Hadits-hadits yang Berkaitan Dengan Surah
An-Nisa: 36-37
Firman-Nya:
waljaaridzilqurbaawaljaariljunubi (“Tetangga yang dekat dan tetangga yang
jauh.”) Tetangga yang dekat yaitu orang yang antara kamu dan dia memiliki
hubungan kekerabatan. Sedangkan antara kamu dan dia tidak memiliki hubungan
kerabat. Demikian pendapat yang diriwayatkan dari `Ikrimah, Mujahid, Maimun bin
Mahran, adh-Dhahhak, Zaid bin Aslam, Muqatil bin Hayyan, dan Qatadah. Abu Ishaq
mengatakan, dari Nauf al-Bakkali tentang firman Allah: “tetangga yang dekat,”
yaitu tetangga muslim sedangkan “tetangga jauh” yaitu orang Yahudi dan Nasrani.

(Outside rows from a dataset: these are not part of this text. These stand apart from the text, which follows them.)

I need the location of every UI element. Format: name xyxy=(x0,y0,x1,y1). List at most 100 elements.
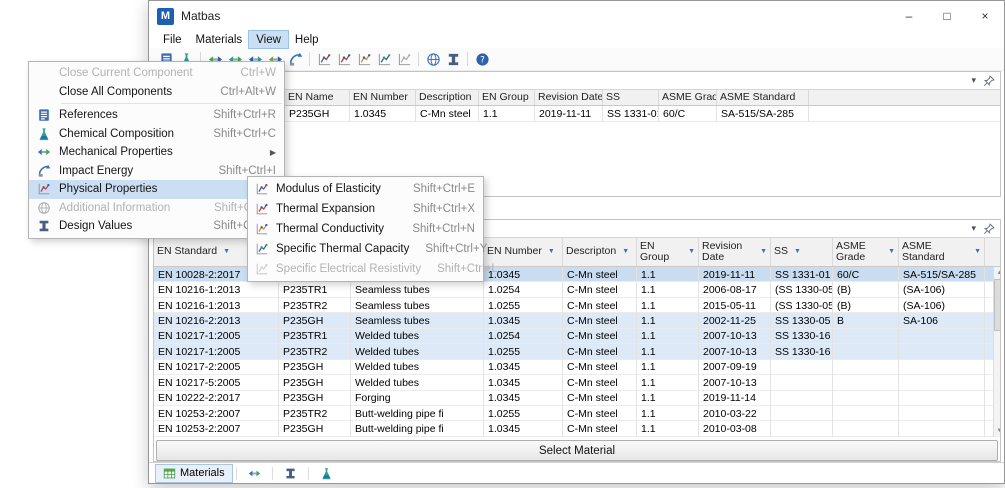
column-header-en-number[interactable]: EN Number▼ xyxy=(484,238,563,266)
column-header-description[interactable]: Description xyxy=(416,90,479,105)
maximize-button[interactable]: □ xyxy=(928,1,966,31)
cell: 1.1 xyxy=(637,282,699,297)
filter-dropdown-icon[interactable]: ▼ xyxy=(794,248,801,255)
menu-item-modulus-of-elasticity[interactable]: Modulus of ElasticityShift+Ctrl+E xyxy=(248,179,483,199)
table-row[interactable]: EN 10217-1:2005P235TR1Welded tubes1.0254… xyxy=(154,329,993,344)
filter-dropdown-icon[interactable]: ▼ xyxy=(760,248,767,255)
tab-separator xyxy=(308,467,309,480)
scroll-down-icon[interactable]: ▼ xyxy=(994,425,1000,437)
filter-dropdown-icon[interactable]: ▼ xyxy=(622,248,629,255)
close-button[interactable]: × xyxy=(966,1,1004,31)
cell: Seamless tubes xyxy=(351,313,484,328)
menu-item-references[interactable]: ReferencesShift+Ctrl+R xyxy=(29,106,284,125)
filter-dropdown-icon[interactable]: ▼ xyxy=(974,248,981,255)
cell: 1.0254 xyxy=(484,329,563,344)
tab-materials[interactable]: Materials xyxy=(156,465,232,482)
column-header-asme-grade[interactable]: ASME Grade▼ xyxy=(833,238,899,266)
table-row[interactable]: EN 10216-1:2013P235TR1Seamless tubes1.02… xyxy=(154,282,993,297)
column-header-en-name[interactable]: EN Name xyxy=(285,90,350,105)
pin-icon[interactable] xyxy=(983,223,995,235)
cell: 1.1 xyxy=(637,391,699,406)
tab-mechanical-properties[interactable] xyxy=(241,465,268,482)
filter-dropdown-icon[interactable]: ▼ xyxy=(888,248,895,255)
toolbar-button-help-icon[interactable]: ? xyxy=(473,50,491,68)
column-header-en-group[interactable]: EN Group xyxy=(479,90,535,105)
menu-item-mechanical-properties[interactable]: Mechanical Properties▶ xyxy=(29,143,284,162)
menu-item-close-all-components[interactable]: Close All ComponentsCtrl+Alt+W xyxy=(29,83,284,102)
cell xyxy=(899,344,985,359)
table-row[interactable]: EN 10217-1:2005P235TR2Welded tubes1.0255… xyxy=(154,344,993,359)
cell: C-Mn steel xyxy=(563,282,637,297)
toolbar-button-specific-thermal-capacity-icon[interactable] xyxy=(375,50,393,68)
menu-icon-gutter xyxy=(29,127,59,141)
toolbar-button-impact-energy-icon[interactable] xyxy=(286,50,304,68)
panel-menu-button[interactable]: ▾ xyxy=(971,76,976,85)
column-header-descripton[interactable]: Descripton▼ xyxy=(563,238,637,266)
cell: 2019-11-11 xyxy=(699,267,771,282)
pin-icon[interactable] xyxy=(983,75,995,87)
filter-dropdown-icon[interactable]: ▼ xyxy=(688,248,695,255)
menu-item-label: Close All Components xyxy=(59,86,172,98)
chemical-composition-icon xyxy=(37,127,51,141)
cell xyxy=(833,391,899,406)
scroll-up-icon[interactable]: ▲ xyxy=(994,267,1000,279)
thermal-expansion-icon xyxy=(337,52,352,67)
menu-file[interactable]: File xyxy=(156,31,189,48)
column-header-asme-standard[interactable]: ASME Standard▼ xyxy=(899,238,985,266)
menu-item-thermal-expansion[interactable]: Thermal ExpansionShift+Ctrl+X xyxy=(248,199,483,219)
cell: P235TR1 xyxy=(279,329,351,344)
table-row[interactable]: EN 10253-2:2007P235TR2Butt-welding pipe … xyxy=(154,406,993,421)
toolbar-button-design-values-icon[interactable] xyxy=(444,50,462,68)
cell: Seamless tubes xyxy=(351,298,484,313)
tab-design-values[interactable] xyxy=(277,465,304,482)
scrollbar-thumb[interactable] xyxy=(994,279,1000,331)
toolbar-button-additional-information-icon[interactable] xyxy=(424,50,442,68)
column-header-ss[interactable]: SS xyxy=(603,90,659,105)
menu-shortcut: Shift+Ctrl+Y xyxy=(409,243,487,255)
cell: 2007-10-13 xyxy=(699,344,771,359)
column-header-revision-date[interactable]: Revision Date▼ xyxy=(699,238,771,266)
tab-chemical-composition[interactable] xyxy=(313,465,340,482)
panel-menu-button[interactable]: ▾ xyxy=(971,224,976,233)
table-row[interactable]: EN 10253-2:2007P235GHButt-welding pipe f… xyxy=(154,421,993,436)
column-header-asme-standard[interactable]: ASME Standard xyxy=(717,90,809,105)
menu-shortcut: Shift+Ctrl+E xyxy=(397,183,475,195)
filter-dropdown-icon[interactable]: ▼ xyxy=(548,248,555,255)
menu-view[interactable]: View xyxy=(249,31,288,48)
table-row[interactable]: EN 10217-5:2005P235GHWelded tubes1.0345C… xyxy=(154,375,993,390)
minimize-button[interactable]: – xyxy=(890,1,928,31)
toolbar-button-modulus-of-elasticity-icon[interactable] xyxy=(315,50,333,68)
menu-item-label: Additional Information xyxy=(59,202,170,214)
menu-icon-gutter xyxy=(248,182,276,196)
table-row[interactable]: EN 10216-1:2013P235TR2Seamless tubes1.02… xyxy=(154,298,993,313)
menu-item-design-values[interactable]: Design ValuesShift+Ctrl+D xyxy=(29,217,284,236)
menu-item-specific-thermal-capacity[interactable]: Specific Thermal CapacityShift+Ctrl+Y xyxy=(248,239,483,259)
cell: P235GH xyxy=(285,106,350,122)
vertical-scrollbar[interactable]: ▲ ▼ xyxy=(993,267,1000,437)
cell: C-Mn steel xyxy=(563,267,637,282)
menu-item-physical-properties[interactable]: Physical Properties▶ xyxy=(29,180,284,199)
select-material-button[interactable]: Select Material xyxy=(156,440,998,461)
menu-materials[interactable]: Materials xyxy=(189,31,250,48)
app-logo-icon: M xyxy=(157,8,174,25)
cell: 1.1 xyxy=(637,298,699,313)
column-label: EN Standard xyxy=(157,246,217,257)
menu-item-thermal-conductivity[interactable]: Thermal ConductivityShift+Ctrl+N xyxy=(248,219,483,239)
column-header-revision-date[interactable]: Revision Date xyxy=(535,90,603,105)
cell: SS 1330-05 xyxy=(771,313,833,328)
toolbar-button-thermal-expansion-icon[interactable] xyxy=(335,50,353,68)
menu-item-chemical-composition[interactable]: Chemical CompositionShift+Ctrl+C xyxy=(29,125,284,144)
column-header-en-number[interactable]: EN Number xyxy=(350,90,416,105)
table-row[interactable]: EN 10216-2:2013P235GHSeamless tubes1.034… xyxy=(154,313,993,328)
menu-item-impact-energy[interactable]: Impact EnergyShift+Ctrl+I xyxy=(29,162,284,181)
toolbar-button-thermal-conductivity-icon[interactable] xyxy=(355,50,373,68)
menu-help[interactable]: Help xyxy=(288,31,326,48)
filter-dropdown-icon[interactable]: ▼ xyxy=(223,248,230,255)
column-header-asme-grade[interactable]: ASME Grade xyxy=(659,90,717,105)
column-header-en-group[interactable]: EN Group▼ xyxy=(637,238,699,266)
toolbar-button-specific-electrical-resistivity-icon[interactable] xyxy=(395,50,413,68)
thermal-conductivity-icon xyxy=(357,52,372,67)
table-row[interactable]: EN 10217-2:2005P235GHWelded tubes1.0345C… xyxy=(154,360,993,375)
table-row[interactable]: EN 10222-2:2017P235GHForging1.0345C-Mn s… xyxy=(154,391,993,406)
column-header-ss[interactable]: SS▼ xyxy=(771,238,833,266)
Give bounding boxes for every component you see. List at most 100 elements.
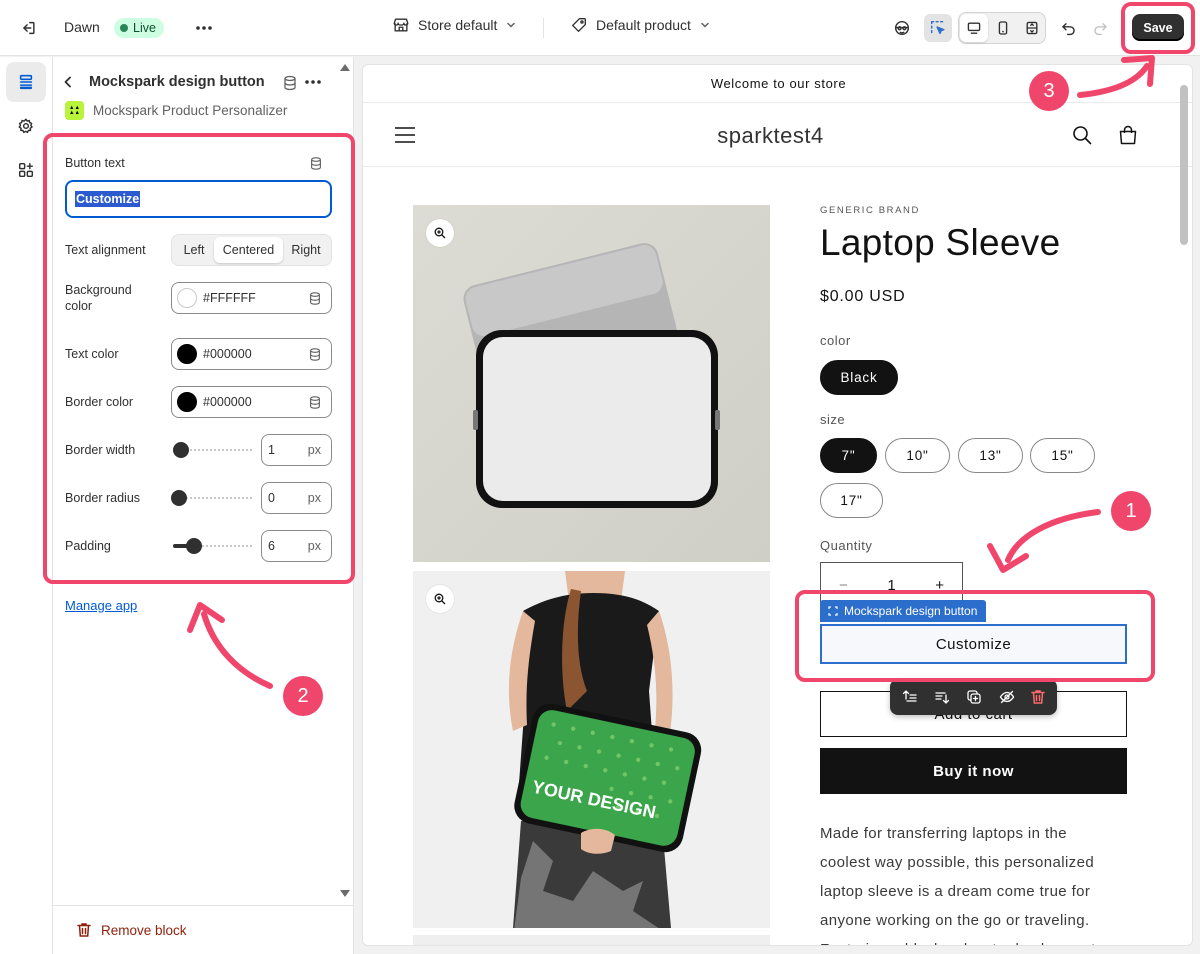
text-alignment-segmented: Left Centered Right xyxy=(171,234,332,266)
redo-button[interactable] xyxy=(1086,14,1114,42)
panel-scroll-up[interactable] xyxy=(340,64,350,71)
product-image-1[interactable] xyxy=(413,205,770,562)
panel-more-button[interactable] xyxy=(304,75,322,89)
text-color-label: Text color xyxy=(65,347,119,361)
remove-block-button[interactable]: Remove block xyxy=(77,922,187,938)
sections-nav-button[interactable] xyxy=(6,62,46,102)
size-pill-17[interactable]: 17" xyxy=(820,483,883,518)
dynamic-source-icon[interactable] xyxy=(309,156,323,171)
block-settings-panel: Mockspark design button ▲▲ ▲▲ Mockspark P… xyxy=(53,57,354,954)
size-pill-13[interactable]: 13" xyxy=(958,438,1023,473)
undo-button[interactable] xyxy=(1054,14,1082,42)
mobile-view-button[interactable] xyxy=(989,14,1017,42)
manage-app-link[interactable]: Manage app xyxy=(65,598,137,613)
duplicate-icon[interactable] xyxy=(966,689,982,705)
lifestyle-photo-illustration: YOUR DESIGN xyxy=(413,571,770,928)
preview-scrollbar[interactable] xyxy=(1180,85,1188,245)
text-color-swatch[interactable] xyxy=(177,344,197,364)
padding-input[interactable]: 6 px xyxy=(261,530,332,562)
size-pill-7[interactable]: 7" xyxy=(820,438,877,473)
store-context-select[interactable]: Store default xyxy=(392,16,517,34)
product-image-3-peek xyxy=(413,935,770,945)
align-right-option[interactable]: Right xyxy=(283,237,329,263)
move-up-icon[interactable] xyxy=(902,689,918,705)
background-color-swatch[interactable] xyxy=(177,288,197,308)
cart-icon[interactable] xyxy=(1117,124,1139,146)
inspector-icon xyxy=(930,20,945,35)
padding-thumb[interactable] xyxy=(186,538,202,554)
border-color-field[interactable]: #000000 xyxy=(171,386,332,418)
ellipsis-icon xyxy=(305,80,321,84)
text-color-field[interactable]: #000000 xyxy=(171,338,332,370)
search-icon[interactable] xyxy=(1072,125,1092,145)
buy-now-button[interactable]: Buy it now xyxy=(820,748,1127,794)
editor-nav-rail xyxy=(0,57,53,954)
customize-button[interactable]: Customize xyxy=(820,624,1127,664)
border-radius-thumb[interactable] xyxy=(171,490,187,506)
hide-icon[interactable] xyxy=(999,689,1015,705)
zoom-icon xyxy=(434,227,446,239)
trash-icon xyxy=(77,923,91,937)
panel-scroll-down[interactable] xyxy=(340,890,350,897)
desktop-view-button[interactable] xyxy=(960,14,988,42)
border-radius-control: 0 px xyxy=(171,482,332,514)
button-text-input[interactable]: Customize xyxy=(65,180,332,218)
border-radius-label: Border radius xyxy=(65,491,141,505)
device-view-toggle xyxy=(958,12,1046,44)
product-context-select[interactable]: Default product xyxy=(570,16,711,34)
app-name: Mockspark Product Personalizer xyxy=(93,103,288,118)
block-toolbar xyxy=(890,679,1057,715)
topbar-divider xyxy=(543,18,544,38)
selected-block-tag[interactable]: Mockspark design button xyxy=(820,600,987,622)
padding-value: 6 xyxy=(268,539,275,553)
fullscreen-view-button[interactable] xyxy=(1018,14,1046,42)
border-width-thumb[interactable] xyxy=(173,442,189,458)
product-title: Laptop Sleeve xyxy=(820,222,1061,263)
trash-icon[interactable] xyxy=(1031,689,1045,705)
background-color-value: #FFFFFF xyxy=(203,291,256,305)
dynamic-source-icon[interactable] xyxy=(308,347,322,362)
quantity-value[interactable]: 1 xyxy=(887,577,895,594)
theme-actions-button[interactable] xyxy=(190,14,218,42)
border-color-value: #000000 xyxy=(203,395,252,409)
product-vendor: GENERIC BRAND xyxy=(820,205,920,216)
tag-icon xyxy=(572,18,586,32)
store-name[interactable]: sparktest4 xyxy=(363,123,1178,149)
size-pill-15[interactable]: 15" xyxy=(1030,438,1095,473)
border-width-value: 1 xyxy=(268,443,275,457)
ai-icon xyxy=(894,20,910,36)
inspector-toggle-button[interactable] xyxy=(924,14,952,42)
fullscreen-icon xyxy=(1026,21,1038,35)
dynamic-source-icon[interactable] xyxy=(308,291,322,306)
border-radius-input[interactable]: 0 px xyxy=(261,482,332,514)
align-centered-option[interactable]: Centered xyxy=(214,237,283,263)
zoom-button[interactable] xyxy=(426,219,454,247)
color-pill-black[interactable]: Black xyxy=(820,360,898,395)
align-left-option[interactable]: Left xyxy=(174,237,214,263)
border-width-input[interactable]: 1 px xyxy=(261,434,332,466)
dynamic-source-icon[interactable] xyxy=(282,75,298,91)
quantity-decrease-button[interactable]: − xyxy=(839,577,848,594)
store-icon xyxy=(393,18,409,32)
border-color-label: Border color xyxy=(65,395,134,409)
product-price: $0.00 USD xyxy=(820,288,906,305)
laptop-sleeve-illustration xyxy=(413,205,770,562)
exit-button[interactable] xyxy=(14,14,42,42)
storefront-preview: Welcome to our store sparktest4 YOUR DES… xyxy=(362,64,1193,946)
border-width-label: Border width xyxy=(65,443,136,457)
size-pill-10[interactable]: 10" xyxy=(885,438,950,473)
zoom-button[interactable] xyxy=(426,585,454,613)
ai-assistant-button[interactable] xyxy=(888,14,916,42)
product-image-2[interactable]: YOUR DESIGN xyxy=(413,571,770,928)
dynamic-source-icon[interactable] xyxy=(308,395,322,410)
live-badge: Live xyxy=(114,18,164,38)
apps-nav-button[interactable] xyxy=(6,150,46,190)
background-color-field[interactable]: #FFFFFF xyxy=(171,282,332,314)
back-button[interactable] xyxy=(63,72,79,92)
move-down-icon[interactable] xyxy=(934,689,950,705)
theme-settings-nav-button[interactable] xyxy=(6,106,46,146)
border-color-swatch[interactable] xyxy=(177,392,197,412)
quantity-increase-button[interactable]: + xyxy=(935,577,944,594)
chevron-down-icon xyxy=(507,22,516,28)
save-button[interactable]: Save xyxy=(1132,14,1184,41)
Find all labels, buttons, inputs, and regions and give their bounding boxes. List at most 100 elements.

(HR. Ibnu Jarii dan Ibnu Abi Hatim).
Hadits selanjutnya,
Imam Ahmad meriwayatkan, bahwa `Aisyah bertanya kepada Rasulullah saw.:
“Sesungguhnya aku memiliki dua orang tetangga, mana di antara keduanya yang
paling berhak aku beri hadiah?” Beliau menjawab: “Orang yang pintunya paling
dekat denganmu.” (HR. Al-Bukhari).
Firman
Allah: innallaaHalaayuhibbumankaanamukhtaalanfakhuuran (“Sesungguhnya Allah
tidak menyukai orang-orang yang sombong dan membangga-banggakan diri.”)
Artinya, sombong dalam dirinya, bangga, angkuh dan sombong pada orang lain. Dia
melihat dirinya lebih baik dari mereka dan ia merasa besar dalam dirinya,
padahal di sisi Allah ia hina dan di sisi manusia ia dibenci.
Mujahid
berkata tentang firman-Nya: mukhtaalan; yaitu sombong. Fakhuuran; yaitu setelah
diberikan berbagai nikmat, ia tidak bersyukur kepada Allah, yaitu merasa
sombong kepada manusia dengan apa yang diberikan Allah berupa nikmat-Nya serta
sedikit rasa syukurnya kepada Allah.
Ayat selanjutnya
menjelaskan tentang bakhil (kikir). Menurut ulama, bakhil itu bukan sekedar
tidak mau menginfakkan hartanya di jalan Allah, tapi mereka mengartikan:
mengkufuri nikmat Allah, sehingga tidak terlihatkan bekasnya secara dhahir.
Misalnya, punya uang tapi tidak mau memakai pakaian yang layak, artinya dia
bakhil kepada dirinya sendiri. (lihat surat Al-‘Adiyat : 6 & 7,
kebanyakan manusia mengkufuri nikmat Allah, tidak mau menggunakan nikamt-Nya
sesuai dengan perintah Allah). Rasulullah saw telah memperingatkan dalam
sabda bahwa tidak ada penyakit yang lebih parah daripada kebakhilan (HR. Abu
Daud). Karena bakhil berarti telah menjadikan harta sebagai tujuan bukan hanya
sekedar sarana hidup. Dan inti pokok segala kehancuran di dunia ini
adalah penyembahan pada harta.
Dalam ayat ini Allah melarang kita
untuk bakhil, tidak mau berinfak. Bagaimana kalau tidak mempunyai apa-apa,
apakah bisa bakhil? Rasulullah saw menjelaskan: Jauhilah
sifat tamak karena itu telah menghancurkan orang-orang sebelum kalian.
Ketamakan meyebabkan orang memutuskan hubungan, menyuruh bakhil dan menyuruh
berbuat dosa (HR. Abu Dawud, Shahih al-Bani).
Penyakit bakhil
bukan penyakit baru, sudah merupakan penyakit orang terdahulu. Dan bakhil itu
merusak sistem kehidupan umat. Rasulullah saw menghendaki umat ini saling
menguatkan. Dan sudah dibuktikan oleh Rasulullah saw dan para sahabatnya.
Bakhil bukan hanya merusak pelakunya, tapi akan merusak sistem ekonomi.